## Extending NER with EntityRuler

**This notebook has examples of how to add a rule-based stage to a SpaCy pipeline to handle some cybersecurity-relevant entity types.**

 * Spacy's entityruller lets us find and type entities based on rules
 * The rules can be based on a simple enumeration of possible strings or phrases, or on a regular expression
 * This can be used in addition to patterns learned through training on annotated data
 * One issue of this approach is that for some categories, like MALWARE_NAME, a mention like "bad bunny" could be a malware_name or not (e.g., "Peter was a bad bunny because he kept getting into Mr. McGregor's garden"), but if we are mostly processing text from cybersecurity-related sources, this may not be a big problem. 


In [None]:
import spacy
from spacy import displacy

### Load one of Spacy's language models. This is a medium sized one for English

In [2]:
nlp = spacy.load("en_core_web_md")

### Add an EntityRuler to SpaCy's pipeline
We will need to put it before NER in the pipeline or, if we put it after, allow it to overwrite a label found by the NER step.  I'm not sure which is a better choice.

In [3]:
ruler = nlp.add_pipe("entity_ruler", before="ner")
#ruler = nlp.add_pipe("entity_ruler", config = {'overwrite_ents':True})

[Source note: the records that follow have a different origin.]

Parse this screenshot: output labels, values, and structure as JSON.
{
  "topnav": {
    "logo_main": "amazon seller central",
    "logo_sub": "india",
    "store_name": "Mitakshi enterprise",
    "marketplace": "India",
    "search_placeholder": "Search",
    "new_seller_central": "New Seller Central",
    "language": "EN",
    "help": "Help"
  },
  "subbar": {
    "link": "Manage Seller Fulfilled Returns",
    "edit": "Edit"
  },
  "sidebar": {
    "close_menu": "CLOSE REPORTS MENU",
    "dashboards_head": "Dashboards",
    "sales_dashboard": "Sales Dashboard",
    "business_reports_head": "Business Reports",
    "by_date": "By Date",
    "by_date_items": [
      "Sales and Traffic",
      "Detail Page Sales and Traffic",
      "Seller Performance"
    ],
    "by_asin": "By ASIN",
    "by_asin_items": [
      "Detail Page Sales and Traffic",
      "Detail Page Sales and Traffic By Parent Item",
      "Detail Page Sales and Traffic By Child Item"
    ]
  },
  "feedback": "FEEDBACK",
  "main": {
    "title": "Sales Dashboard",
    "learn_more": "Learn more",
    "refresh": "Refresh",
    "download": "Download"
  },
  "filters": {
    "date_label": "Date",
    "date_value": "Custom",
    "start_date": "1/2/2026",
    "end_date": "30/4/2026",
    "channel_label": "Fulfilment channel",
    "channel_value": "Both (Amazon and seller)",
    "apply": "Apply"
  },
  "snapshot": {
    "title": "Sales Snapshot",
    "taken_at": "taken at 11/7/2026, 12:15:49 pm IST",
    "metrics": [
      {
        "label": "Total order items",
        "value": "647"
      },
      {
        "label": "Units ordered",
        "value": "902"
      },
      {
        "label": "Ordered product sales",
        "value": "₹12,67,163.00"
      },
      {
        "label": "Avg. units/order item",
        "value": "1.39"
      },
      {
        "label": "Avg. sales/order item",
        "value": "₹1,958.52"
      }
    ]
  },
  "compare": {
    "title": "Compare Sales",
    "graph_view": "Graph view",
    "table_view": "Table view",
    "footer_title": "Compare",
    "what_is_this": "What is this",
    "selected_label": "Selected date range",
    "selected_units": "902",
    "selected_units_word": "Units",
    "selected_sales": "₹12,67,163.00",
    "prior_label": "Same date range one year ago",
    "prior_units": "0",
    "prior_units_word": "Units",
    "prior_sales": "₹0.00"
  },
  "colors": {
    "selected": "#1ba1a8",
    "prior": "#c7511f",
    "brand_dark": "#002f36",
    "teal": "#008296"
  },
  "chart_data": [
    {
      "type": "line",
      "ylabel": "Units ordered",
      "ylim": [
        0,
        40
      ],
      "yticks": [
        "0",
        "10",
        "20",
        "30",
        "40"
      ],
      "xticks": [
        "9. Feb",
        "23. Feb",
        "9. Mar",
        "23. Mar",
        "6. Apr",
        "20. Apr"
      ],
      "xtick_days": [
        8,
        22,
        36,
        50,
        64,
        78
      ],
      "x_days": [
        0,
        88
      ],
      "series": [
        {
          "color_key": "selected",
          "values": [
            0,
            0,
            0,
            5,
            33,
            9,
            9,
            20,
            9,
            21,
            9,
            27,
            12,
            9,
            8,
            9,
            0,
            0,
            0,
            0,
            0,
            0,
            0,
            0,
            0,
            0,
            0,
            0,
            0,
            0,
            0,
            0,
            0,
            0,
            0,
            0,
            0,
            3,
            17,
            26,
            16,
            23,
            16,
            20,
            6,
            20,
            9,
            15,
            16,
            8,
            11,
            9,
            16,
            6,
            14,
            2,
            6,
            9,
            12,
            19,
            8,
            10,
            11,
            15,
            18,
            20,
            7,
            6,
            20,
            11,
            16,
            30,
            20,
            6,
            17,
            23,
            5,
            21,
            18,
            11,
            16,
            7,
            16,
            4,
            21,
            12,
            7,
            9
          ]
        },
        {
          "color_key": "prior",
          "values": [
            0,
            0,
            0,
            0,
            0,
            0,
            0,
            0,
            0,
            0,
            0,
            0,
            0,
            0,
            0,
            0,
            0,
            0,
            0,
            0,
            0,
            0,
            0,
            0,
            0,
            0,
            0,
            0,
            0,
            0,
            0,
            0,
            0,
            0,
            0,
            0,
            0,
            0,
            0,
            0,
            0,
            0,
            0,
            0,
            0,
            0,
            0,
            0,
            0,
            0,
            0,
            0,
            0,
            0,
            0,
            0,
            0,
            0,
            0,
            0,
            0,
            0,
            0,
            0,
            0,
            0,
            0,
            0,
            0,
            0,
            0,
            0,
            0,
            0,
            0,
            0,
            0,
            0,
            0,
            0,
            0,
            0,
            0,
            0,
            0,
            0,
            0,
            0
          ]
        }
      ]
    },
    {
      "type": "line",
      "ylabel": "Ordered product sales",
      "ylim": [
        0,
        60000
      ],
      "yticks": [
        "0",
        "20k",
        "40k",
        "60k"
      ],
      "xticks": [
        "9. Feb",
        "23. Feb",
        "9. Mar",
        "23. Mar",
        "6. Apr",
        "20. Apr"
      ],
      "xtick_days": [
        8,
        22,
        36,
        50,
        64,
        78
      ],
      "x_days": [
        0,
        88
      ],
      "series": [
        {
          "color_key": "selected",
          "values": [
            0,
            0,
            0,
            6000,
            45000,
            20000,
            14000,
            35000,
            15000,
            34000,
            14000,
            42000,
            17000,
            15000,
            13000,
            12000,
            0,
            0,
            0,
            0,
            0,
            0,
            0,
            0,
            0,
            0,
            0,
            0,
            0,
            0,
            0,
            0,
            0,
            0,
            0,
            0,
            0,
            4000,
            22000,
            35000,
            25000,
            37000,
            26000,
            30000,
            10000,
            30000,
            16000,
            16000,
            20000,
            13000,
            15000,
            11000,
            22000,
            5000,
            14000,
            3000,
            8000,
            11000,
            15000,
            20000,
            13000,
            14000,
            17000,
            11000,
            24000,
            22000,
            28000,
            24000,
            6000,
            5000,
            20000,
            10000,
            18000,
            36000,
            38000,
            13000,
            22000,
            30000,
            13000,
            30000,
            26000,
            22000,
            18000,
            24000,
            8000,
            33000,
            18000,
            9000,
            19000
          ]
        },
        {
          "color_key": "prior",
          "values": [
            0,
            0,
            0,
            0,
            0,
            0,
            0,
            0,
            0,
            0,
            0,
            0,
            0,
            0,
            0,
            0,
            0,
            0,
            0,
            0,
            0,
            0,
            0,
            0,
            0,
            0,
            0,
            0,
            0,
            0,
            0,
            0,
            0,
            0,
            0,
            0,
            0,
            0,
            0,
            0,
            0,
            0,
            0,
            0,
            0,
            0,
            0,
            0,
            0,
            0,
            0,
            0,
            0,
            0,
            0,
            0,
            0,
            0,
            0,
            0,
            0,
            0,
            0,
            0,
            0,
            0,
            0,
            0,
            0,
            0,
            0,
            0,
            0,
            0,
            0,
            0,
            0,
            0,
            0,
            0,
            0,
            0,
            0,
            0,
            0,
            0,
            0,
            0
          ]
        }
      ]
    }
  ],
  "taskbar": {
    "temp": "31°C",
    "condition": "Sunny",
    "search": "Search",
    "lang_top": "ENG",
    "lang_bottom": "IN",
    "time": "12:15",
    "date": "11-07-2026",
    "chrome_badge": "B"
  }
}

### Add rules to recognze an email address as an EMAIL and a url as a URL

In [4]:
patterns = [{"label": "EMAIL", "pattern": [{'LIKE_EMAIL':True}]},
            {"label": "URL", "pattern": [{'LIKE_URL':True}]}]         
ruler.add_patterns(patterns)

### Add rules for known malware names as a MALWARE_NAME
 * We can collect names esily from Wikidata and other sources.  One problem is that there's new malware all the time and new documents and new are unlinkely to mention a malware instance that was from 10 years ago. Maybe we can use these lists both to recognize malware but also to train the NER system to to recognize them and others.

In [5]:
pattern = [{"label": "MALWARE_NAME", "pattern": [{'LOWER':"wannacry"}]}]
ruler.add_patterns(pattern)

### Add rules for known malwaye subclasses/types

In [78]:
pattern = [{"label": "MALWARE_TYPE", "pattern": [{'LOWER':"ransomware"}]}]
ruler.add_patterns(pattern)

### Add a rule to match a valid IP address or a domain name

In [6]:
octet_rx = r'(?:25[0-5]|2[0-4][0-9]|[01]?[0-9][0-9]?)'
ip_rx= [ {"TEXT": {"REGEX": r"^{0}(?:\.{0}){{3}}$".format(octet_rx)}}]
ruler.add_patterns([{"label":"IP_ADDRESS", "pattern":ip_rx}])

domain_rx = "^((?!-)[A-Za-z0-9-]{1, 63}(?<!-)\\.)+[A-Za-z]{2, 6}$" 
ruler.add_patterns([{"label":"DOMAIN_NAME", "pattern":domain_rx}])

### Add rule for a MD5 hash value
 * we can extend the pattern to cover SHA-1, SHA2, etc.  They are just longer.

In [7]:
md5_rx = [{"TEXT": {"REGEX": r"^[0-9a-fA-F]{32}$"}}]
ruler.add_patterns([{"label":"HASH", "pattern":md5_rx}])

### Add a rule for a network port
 * we'll require the word port preceeding a number between 0 and 65535
 * we'll approximate the number as requiring a string of 1-5 digits

In [8]:
port_number_rx = {"TEXT": {"REGEX": r"^\d{1,5}$"}}
ruler.add_patterns([{"label":"PORT", "pattern": [{'LOWER':'port'}, port_number_rx ]}])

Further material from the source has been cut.